Did you know Daddy took this picture of us? It was just a few days after you were born. We were both napping on the couch one lazy summer afternoon in the midst of a very long week. Back then, every day and every night blurred together. Daddy and I would mumble to each other over our third cups of coffee, saying things like, “Did you feed the dog?” or, “We need to do the laundry—one of us is about to run out of underwear.” One time, I even remember asking, “Why is the remote in the fridge?”
We were sleep-deprived. We felt jet-lagged without ever stepping foot out of the house—but you were worth every 3 a.m. wake-up call. You used to fit perfectly on my torso, curled up asleep on my ribcage. Now, your head is too big even for the crook of my arm. When I hold you, your legs dangle well past my knees. When we snuggle at bedtime, my arm goes numb while you drift off to sleep. I watch you squirm a few times, then after a few flickers of your eyelids, you heed the final boarding call to Dreamland.

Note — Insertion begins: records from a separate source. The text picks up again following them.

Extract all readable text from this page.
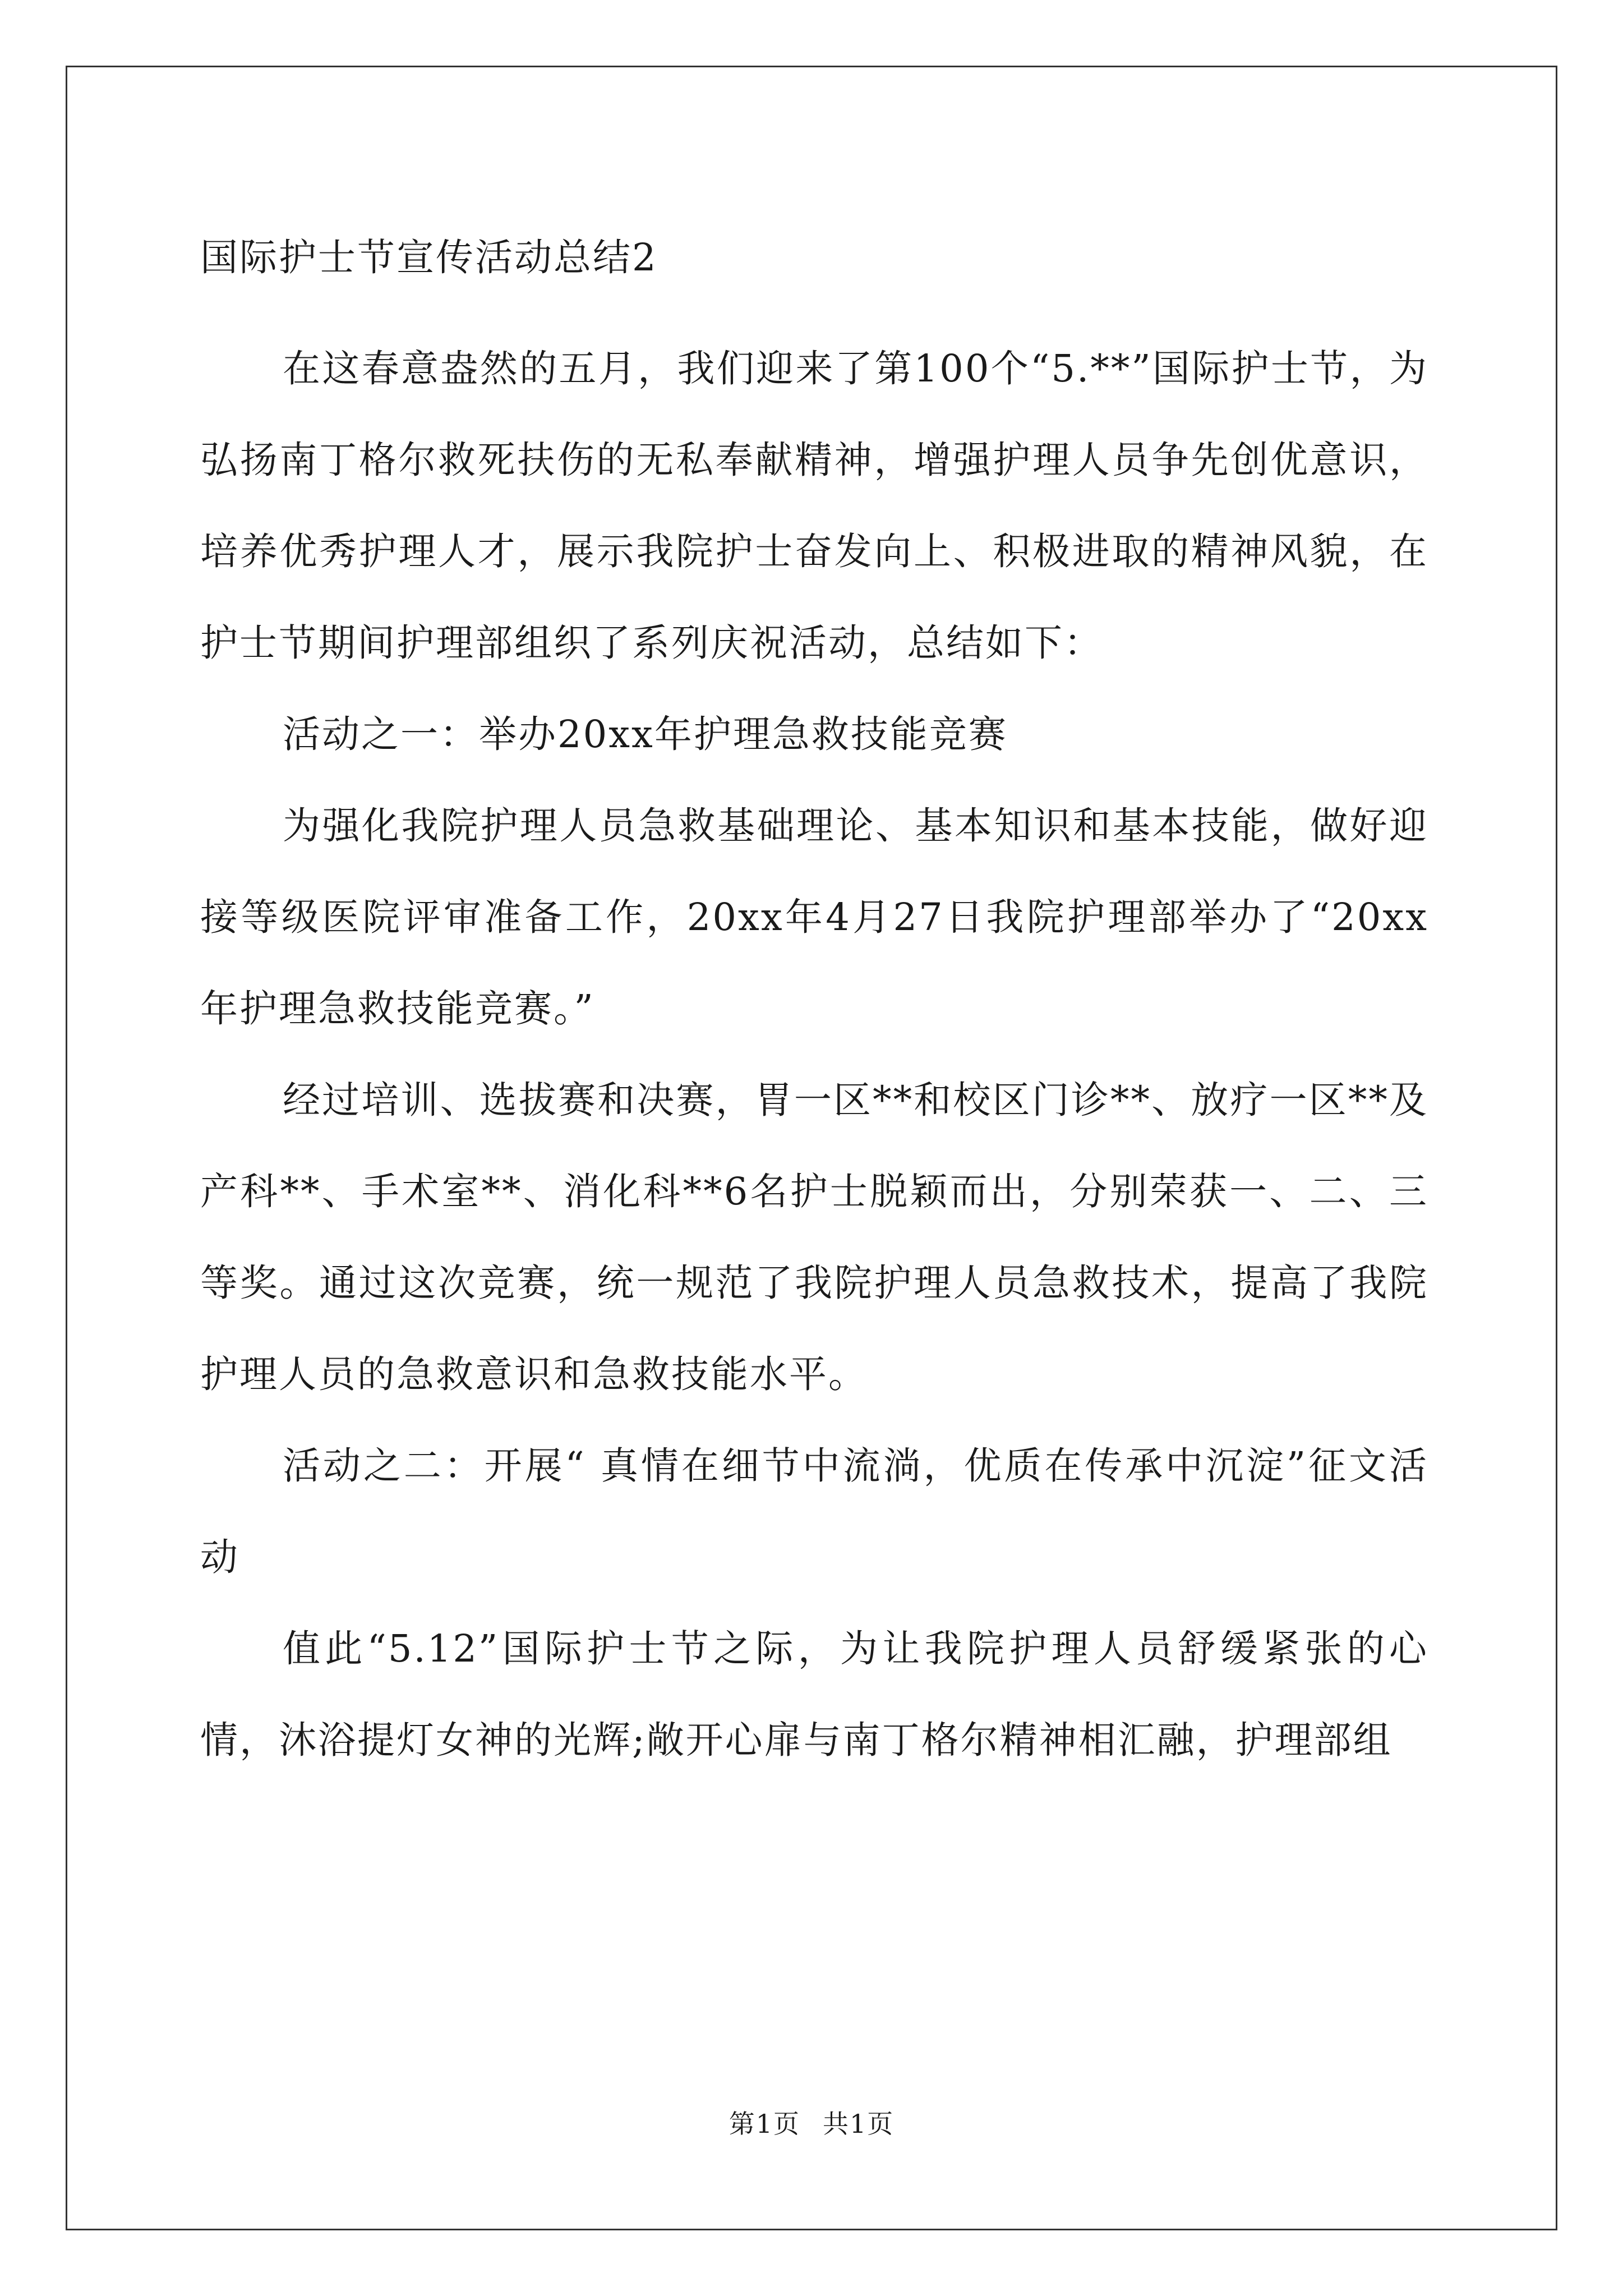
国际护士节宣传活动总结2

在这春意盎然的五月，我们迎来了第100个“5.**”国际护士节，为弘扬南丁格尔救死扶伤的无私奉献精神，增强护理人员争先创优意识，培养优秀护理人才，展示我院护士奋发向上、积极进取的精神风貌，在护士节期间护理部组织了系列庆祝活动，总结如下：

活动之一：举办20xx年护理急救技能竞赛

为强化我院护理人员急救基础理论、基本知识和基本技能，做好迎接等级医院评审准备工作，20xx年4月27日我院护理部举办了“20xx年护理急救技能竞赛。”

经过培训、选拔赛和决赛，胃一区**和校区门诊**、放疗一区**及产科**、手术室**、消化科**6名护士脱颖而出，分别荣获一、二、三等奖。通过这次竞赛，统一规范了我院护理人员急救技术，提高了我院护理人员的急救意识和急救技能水平。

活动之二：开展“ 真情在细节中流淌，优质在传承中沉淀”征文活动

值此“5.12”国际护士节之际，为让我院护理人员舒缓紧张的心情，沐浴提灯女神的光辉;敞开心扉与南丁格尔精神相汇融，护理部组

第1页 共1页
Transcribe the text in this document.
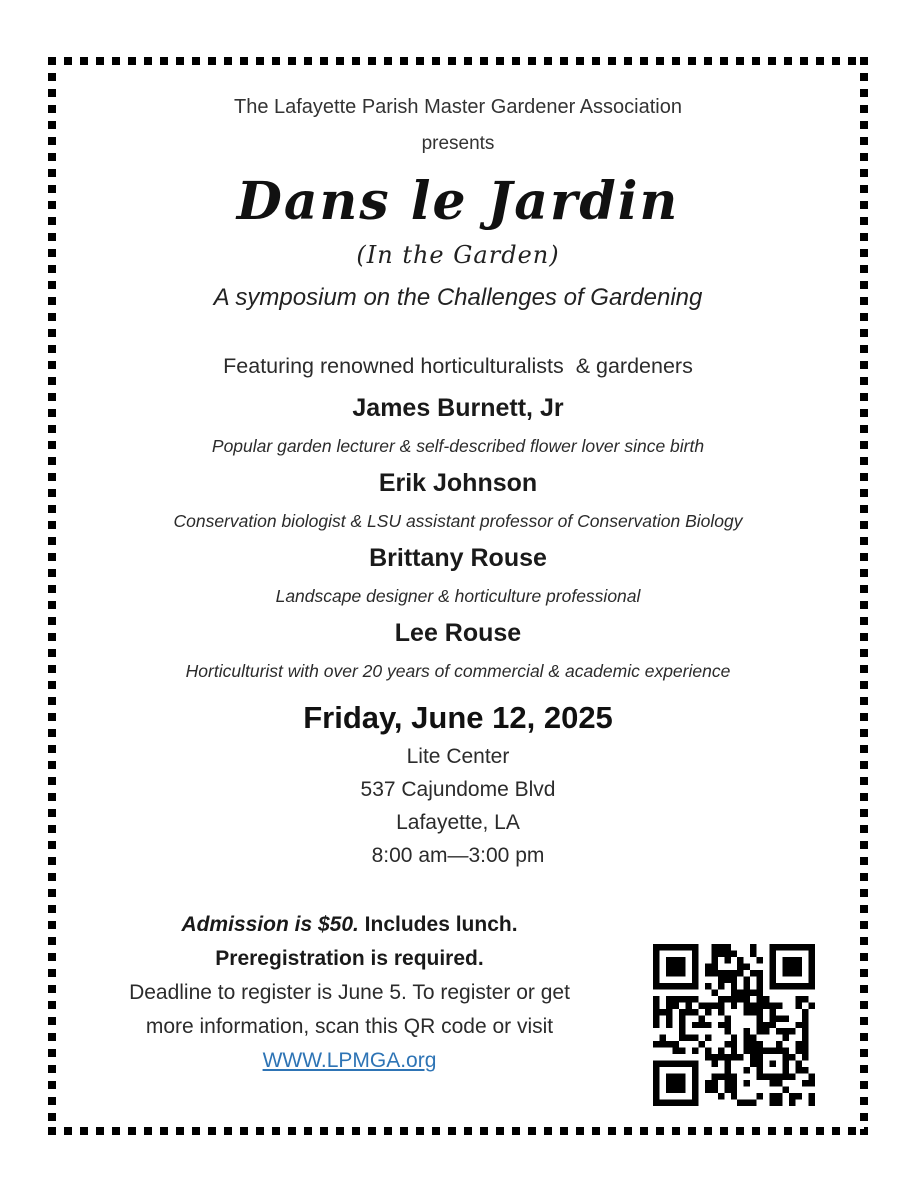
The Lafayette Parish Master Gardener Association
presents
Dans le Jardin
(In the Garden)
A symposium on the Challenges of Gardening
Featuring renowned horticulturalists  & gardeners
James Burnett, Jr
Popular garden lecturer & self-described flower lover since birth
Erik Johnson
Conservation biologist & LSU assistant professor of Conservation Biology
Brittany Rouse
Landscape designer & horticulture professional
Lee Rouse
Horticulturist with over 20 years of commercial & academic experience
Friday, June 12, 2025
Lite Center
537 Cajundome Blvd
Lafayette, LA
8:00 am—3:00 pm
Admission is $50. Includes lunch.
Preregistration is required.
Deadline to register is June 5. To register or get
more information, scan this QR code or visit
WWW.LPMGA.org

How did the years slip past without my noticing? Like watching the sunrise—one blink, and darkness melted into daylight. My eyes were glued to it. I studied the horizon so carefully, but somehow missed the moment when it all changed. That’s what it feels like, watching you grow.
I don’t know how you did it, but you broke me into a million tiny pieces. You rewired my brain and crocheted my heartstrings together. You’ve transformed me into a version of myself I wouldn’t have recognized ten years ago.
The day before you were born, I went to the hospital thinking I had a pretty good handle on things. I left feeling like I should’ve been handed, at the very least, a user’s manual written in seven languages with explicit diagrams and pictures. Looking back, I can’t believe how much time and energy I once spent worrying about things… about deadlines, about people… that just didn’t matter.
You’ve gently pressed pause on the hustle and bustle of life, and I’m better because of it. Today, I move through life more slowly and intentionally. I remember watching you as a toddler, mesmerized, banging the same two blocks together while speaking in gibberish. When you were four, I’d peek into your room as you recreated your favorite movie scenes with your cars. And now, I watch you outside on your swing, trying to touch the heavens with your toes. Thanks to these moments, life is simpler and more precious than I ever imagined it could be.
You are my light. You are my joy after the longest and weariest of days. You are constant smiles and sillies. You love fiercely. You remind me how to keep my heart open and never take this life for granted. Raising you is, and always will be, the proudest part of my story.